Serving the High Plains
I used to think lawyers had to have above-average intelligence and more than their share of common sense.
Now, I see an army of attorneys spouting mindless conspiracy theories and ignoring mountains of evidence to the contrary as they file more than 50 doomed lawsuits in an attempt to overturn an election their client, President Donald Trump, lost fair and square last month.
Lawyers have never had the reputation for operating ethically, although most attorneys I know do conduct their affairs with honor.
The cynic in me, and I assume in Trump’s legal team, sees legal fees piling up as Trump’s legal vultures write fiction worthy of surrealist Franz Kafka in the form of legal briefs. Maybe they’re just feeding their legal training like quarters into a slot machine hoping for a triple-7 jackpot that would cement their reputations and bring astronomical hourly rates for their future services.
Or maybe they want to be remembered in Trump’s will.
Maybe, but I think they may be uniting to suspend our democracy.
If they were defending democracy, they would say “no” to the opportunity to represent a 74-year-old child who is having a screaming fit because democratic reality isn’t fair.
Instead of recoiling from the unseemly spectacle of a willfully ignorant tycoon playing the blubbering victim, Trump’s unexplainably huge base is patting him on the shoulder and saying, “there, there” in genuine sympathy.
The lawyers who have rushed to the side of The Donald’s tear-stained face should know better, and I have to conclude that their support of Trump is motivated in part by contempt for the will of mere voters. They do not want the U.S. to continue as a democracy.
In their defense, most of Trump’s base truly believes he is the small-d democratic choice. We have become so polarized that Democrats and Trumpists only acknowledge those who agree with their views. They follow the lead of the Congress in shutting out the other side.
If you do not acknowledge the existence, let alone the humanity, of the opposition, you cannot accept their victory.
Lawyers, however, should know better, and I submit Trump’s attorneys do.
Most are well-versed in history. They should see the parallels between the rise of past totalitarian regimes and the patterns that Trump has established in his first term.

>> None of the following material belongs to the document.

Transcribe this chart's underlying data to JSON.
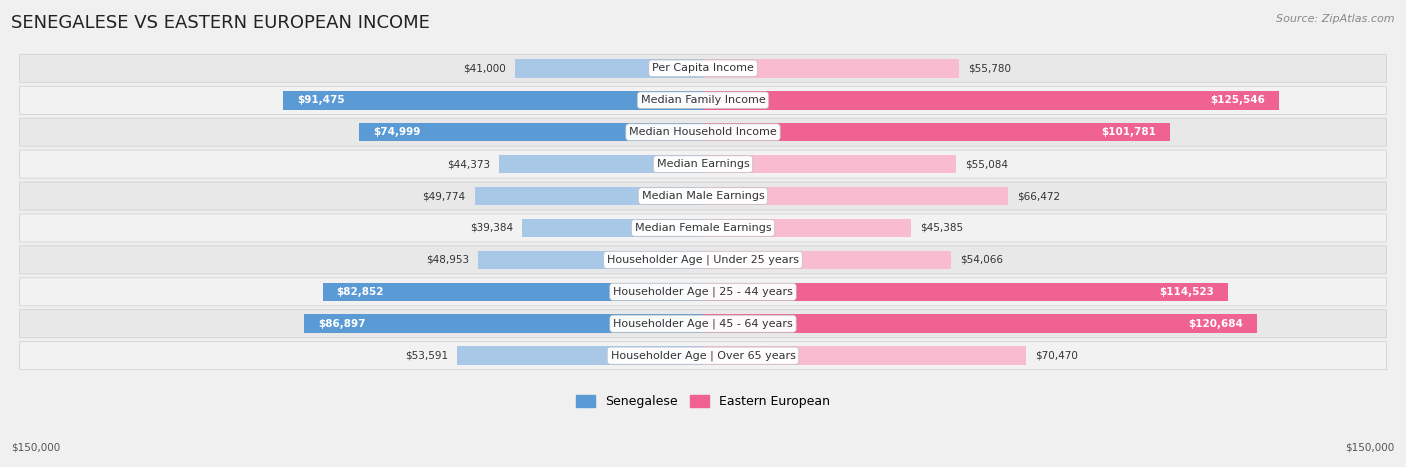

Like past autocrats, Trump tells his faithful flock he alone can achieve their goals. Like them, he brooks no criticism. Like them, he purges anyone who disagrees with him, especially if they know more than he does. Like them, he encourages armed goons to threaten violence in his name. Like them, he bulldozes established norms and Constitutional limits on his power.
Trump’s lawyers cannot have missed this. Maybe they are jockeying for positions in what I fear could become the equivalent of Vichy France, the Nazi regime that ruled normally democratic France during World War II.
But I will warn them that if they achieve this improbable success, advocates of democracy will unite as they did in WWII to undermine and overwhelm their illegitimate rule.